November 28, 2018, by Lindsay Brooke
Astrophysics to Westminster to influence evidence based decision making
Attending and speaking at the All-Party Parliamentary group on Data Analytics has been one of the highlights, so far, of Christopher Conselice’s week in Westminster. He was the only academic to attend the meeting and after making his own contribution he’s convinced more scientists and academics can make a real contribution to future policy. In a tweet after the meeting he said: “One issue we discussed, which I think is true, is that policy involves large scale questions about broad issues, whereas science often tries to answer very specific questions on narrow issues. Bridging this gap is important, but possible.”
Christopher Conselice, Professor of Astrophysics in the School of Physics and Astronomy, is spending this week at Westminster behind the scenes finding out how policy is made and how his research, and the work of other academics and scientists, could be used to make evidence based decisions. His visit is part of the unique pairing scheme run by the Royal Society and the Government Science and Engineering (GSE) profession.
Professor Conselice is based in the newly established Centre for Data Ethics and Innovation which will look at how data can be used in policy with the aim of building trust and enabling innovation in data-driven technologies. He is shadowing Louise Pakserescht, Senior Policy Adviser at the centre, to learn more about her work and give her the opportunity to discuss the scientific basis to decision making and improve civil service access to scientific evidence.

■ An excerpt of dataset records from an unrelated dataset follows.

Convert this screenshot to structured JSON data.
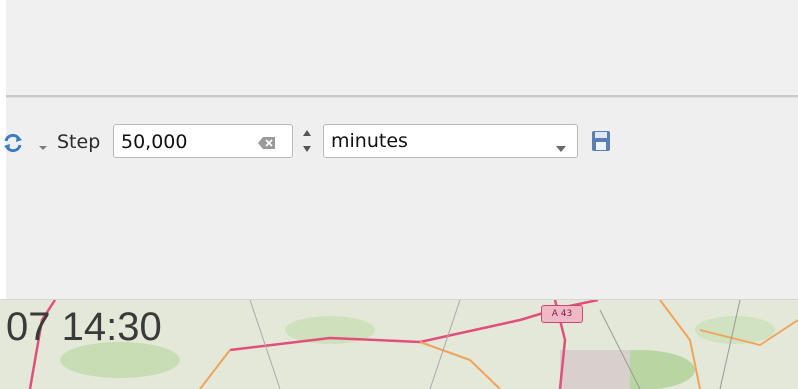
{
  "toolbar": {
    "step_label": "Step",
    "step_value": "50,000",
    "unit_value": "minutes"
  },
  "map": {
    "time_text": "07 14:30",
    "road_label": "A 43"
  },
  "colors": {
    "refresh_icon": "#3a7cc4",
    "save_icon": "#5a7fb5",
    "road_major": "#e0507a",
    "road_minor": "#f0a35a"
  },
  "icons": [
    "refresh-icon",
    "chevron-down-icon",
    "clear-text-icon",
    "spin-up-icon",
    "spin-down-icon",
    "save-icon"
  ]
}
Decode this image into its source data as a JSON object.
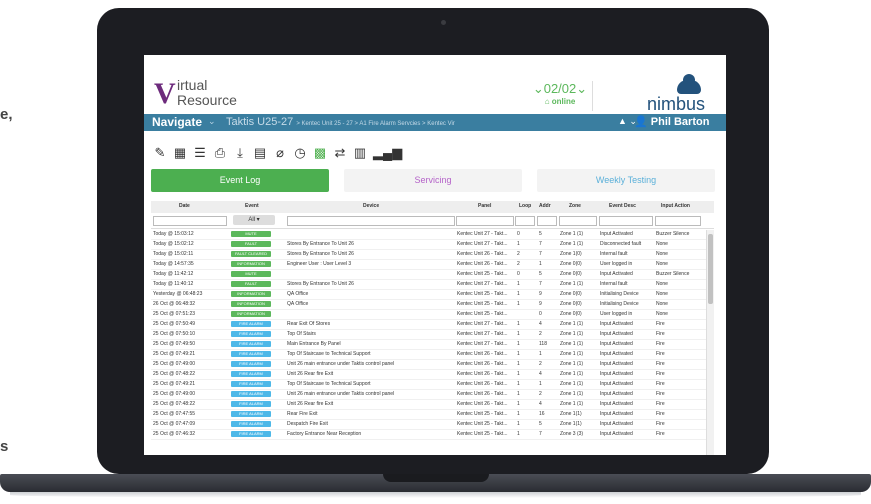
{
  "side_fragments": [
    "e,",
    "s"
  ],
  "app": {
    "logo": {
      "initial": "V",
      "line1": "irtual",
      "line2": "Resource"
    },
    "status": {
      "count": "02/02",
      "online": "online"
    },
    "brand": "nimbus",
    "nav": {
      "label": "Navigate",
      "site": "Taktis U25-27",
      "breadcrumb": "> Kentec Unit 25 - 27 > A1 Fire Alarm Servcies > Kentec Vir",
      "user": "Phil Barton"
    },
    "tabs": [
      "Event Log",
      "Servicing",
      "Weekly Testing"
    ],
    "columns": [
      "Date",
      "Event",
      "Device",
      "Panel",
      "Loop",
      "Addr",
      "Zone",
      "Event Desc",
      "Input Action"
    ],
    "filter_all": "All",
    "colors": {
      "mute": "#5cb85c",
      "fault": "#5cb85c",
      "fault_cleared": "#5cb85c",
      "information": "#5cb85c",
      "fire_alarm": "#4db8e8"
    },
    "rows": [
      {
        "date": "Today @ 15:03:12",
        "event": "MUTE",
        "type": "mute",
        "device": "",
        "panel": "Kentec Unit 27 - Takt...",
        "loop": "0",
        "addr": "5",
        "zone": "Zone 1 (1)",
        "desc": "Input Activated",
        "action": "Buzzer Silence"
      },
      {
        "date": "Today @ 15:02:12",
        "event": "FAULT",
        "type": "fault",
        "device": "Stores By Entrance To Unit 26",
        "panel": "Kentec Unit 27 - Takt...",
        "loop": "1",
        "addr": "7",
        "zone": "Zone 1 (1)",
        "desc": "Disconnected fault",
        "action": "None"
      },
      {
        "date": "Today @ 15:02:11",
        "event": "FAULT CLEARED",
        "type": "fault_cleared",
        "device": "Stores By Entrance To Unit 26",
        "panel": "Kentec Unit 26 - Takt...",
        "loop": "2",
        "addr": "7",
        "zone": "Zone 1(0)",
        "desc": "Internal fault",
        "action": "None"
      },
      {
        "date": "Today @ 14:57:35",
        "event": "INFORMATION",
        "type": "information",
        "device": "Engineer User : User Level 3",
        "panel": "Kentec Unit 26 - Takt...",
        "loop": "2",
        "addr": "1",
        "zone": "Zone 0(0)",
        "desc": "User logged in",
        "action": "None"
      },
      {
        "date": "Today @ 11:42:12",
        "event": "MUTE",
        "type": "mute",
        "device": "",
        "panel": "Kentec Unit 25 - Takt...",
        "loop": "0",
        "addr": "5",
        "zone": "Zone 0(0)",
        "desc": "Input Activated",
        "action": "Buzzer Silence"
      },
      {
        "date": "Today @ 11:40:12",
        "event": "FAULT",
        "type": "fault",
        "device": "Stores By Entrance To Unit 26",
        "panel": "Kentec Unit 27 - Takt...",
        "loop": "1",
        "addr": "7",
        "zone": "Zone 1 (1)",
        "desc": "Internal fault",
        "action": "None"
      },
      {
        "date": "Yesterday @ 06:48:23",
        "event": "INFORMATION",
        "type": "information",
        "device": "QA Office",
        "panel": "Kentec Unit 25 - Takt...",
        "loop": "1",
        "addr": "9",
        "zone": "Zone 0(0)",
        "desc": "Initialising Device",
        "action": "None"
      },
      {
        "date": "26 Oct @ 06:48:32",
        "event": "INFORMATION",
        "type": "information",
        "device": "QA Office",
        "panel": "Kentec Unit 25 - Takt...",
        "loop": "1",
        "addr": "9",
        "zone": "Zone 0(0)",
        "desc": "Initialising Device",
        "action": "None"
      },
      {
        "date": "25 Oct @ 07:51:23",
        "event": "INFORMATION",
        "type": "information",
        "device": "",
        "panel": "Kentec Unit 25 - Takt...",
        "loop": "",
        "addr": "0",
        "zone": "Zone 0(0)",
        "desc": "User logged in",
        "action": "None"
      },
      {
        "date": "25 Oct @ 07:50:49",
        "event": "FIRE ALARM",
        "type": "fire_alarm",
        "device": "Rear Exit Of Stores",
        "panel": "Kentec Unit 27 - Takt...",
        "loop": "1",
        "addr": "4",
        "zone": "Zone 1 (1)",
        "desc": "Input Activated",
        "action": "Fire"
      },
      {
        "date": "25 Oct @ 07:50:10",
        "event": "FIRE ALARM",
        "type": "fire_alarm",
        "device": "Top Of Stairs",
        "panel": "Kentec Unit 27 - Takt...",
        "loop": "1",
        "addr": "2",
        "zone": "Zone 1 (1)",
        "desc": "Input Activated",
        "action": "Fire"
      },
      {
        "date": "25 Oct @ 07:49:50",
        "event": "FIRE ALARM",
        "type": "fire_alarm",
        "device": "Main Entrance By Panel",
        "panel": "Kentec Unit 27 - Takt...",
        "loop": "1",
        "addr": "118",
        "zone": "Zone 1 (1)",
        "desc": "Input Activated",
        "action": "Fire"
      },
      {
        "date": "25 Oct @ 07:49:21",
        "event": "FIRE ALARM",
        "type": "fire_alarm",
        "device": "Top Of Staircase to Technical Support",
        "panel": "Kentec Unit 26 - Takt...",
        "loop": "1",
        "addr": "1",
        "zone": "Zone 1 (1)",
        "desc": "Input Activated",
        "action": "Fire"
      },
      {
        "date": "25 Oct @ 07:49:00",
        "event": "FIRE ALARM",
        "type": "fire_alarm",
        "device": "Unit 26 main entrance under Taktis control panel",
        "panel": "Kentec Unit 26 - Takt...",
        "loop": "1",
        "addr": "2",
        "zone": "Zone 1 (1)",
        "desc": "Input Activated",
        "action": "Fire"
      },
      {
        "date": "25 Oct @ 07:48:22",
        "event": "FIRE ALARM",
        "type": "fire_alarm",
        "device": "Unit 26 Rear fire Exit",
        "panel": "Kentec Unit 26 - Takt...",
        "loop": "1",
        "addr": "4",
        "zone": "Zone 1 (1)",
        "desc": "Input Activated",
        "action": "Fire"
      },
      {
        "date": "25 Oct @ 07:49:21",
        "event": "FIRE ALARM",
        "type": "fire_alarm",
        "device": "Top Of Staircase to Technical Support",
        "panel": "Kentec Unit 26 - Takt...",
        "loop": "1",
        "addr": "1",
        "zone": "Zone 1 (1)",
        "desc": "Input Activated",
        "action": "Fire"
      },
      {
        "date": "25 Oct @ 07:49:00",
        "event": "FIRE ALARM",
        "type": "fire_alarm",
        "device": "Unit 26 main entrance under Taktis control panel",
        "panel": "Kentec Unit 26 - Takt...",
        "loop": "1",
        "addr": "2",
        "zone": "Zone 1 (1)",
        "desc": "Input Activated",
        "action": "Fire"
      },
      {
        "date": "25 Oct @ 07:48:22",
        "event": "FIRE ALARM",
        "type": "fire_alarm",
        "device": "Unit 26 Rear fire Exit",
        "panel": "Kentec Unit 26 - Takt...",
        "loop": "1",
        "addr": "4",
        "zone": "Zone 1 (1)",
        "desc": "Input Activated",
        "action": "Fire"
      },
      {
        "date": "25 Oct @ 07:47:55",
        "event": "FIRE ALARM",
        "type": "fire_alarm",
        "device": "Rear Fire Exit",
        "panel": "Kentec Unit 25 - Takt...",
        "loop": "1",
        "addr": "16",
        "zone": "Zone 1(1)",
        "desc": "Input Activated",
        "action": "Fire"
      },
      {
        "date": "25 Oct @ 07:47:09",
        "event": "FIRE ALARM",
        "type": "fire_alarm",
        "device": "Despatch Fire Exit",
        "panel": "Kentec Unit 25 - Takt...",
        "loop": "1",
        "addr": "5",
        "zone": "Zone 1(1)",
        "desc": "Input Activated",
        "action": "Fire"
      },
      {
        "date": "25 Oct @ 07:46:32",
        "event": "FIRE ALARM",
        "type": "fire_alarm",
        "device": "Factory Entrance Near Reception",
        "panel": "Kentec Unit 25 - Takt...",
        "loop": "1",
        "addr": "7",
        "zone": "Zone 3 (3)",
        "desc": "Input Activated",
        "action": "Fire"
      }
    ]
  }
}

Professor Conselice’s visit began with a tour of Westminster; he has been discussing science police with Norman Lamb, Chair of the Science Select Committee; and has had a glimpse at how a new area of government is taking shape. He said: I am discussing issues about how to use data and new techniques in machine learning and artificial intelligence to decide on policy.
The Royal Society’s pairing scheme aims to build bridges between parliamentarians, civil servants and some of the best scientists in the UK. Now in its 18th year 456 scientists have taken part, shadowing a mixture of MPs, Peers, Civil Servants and Select Committee Staff.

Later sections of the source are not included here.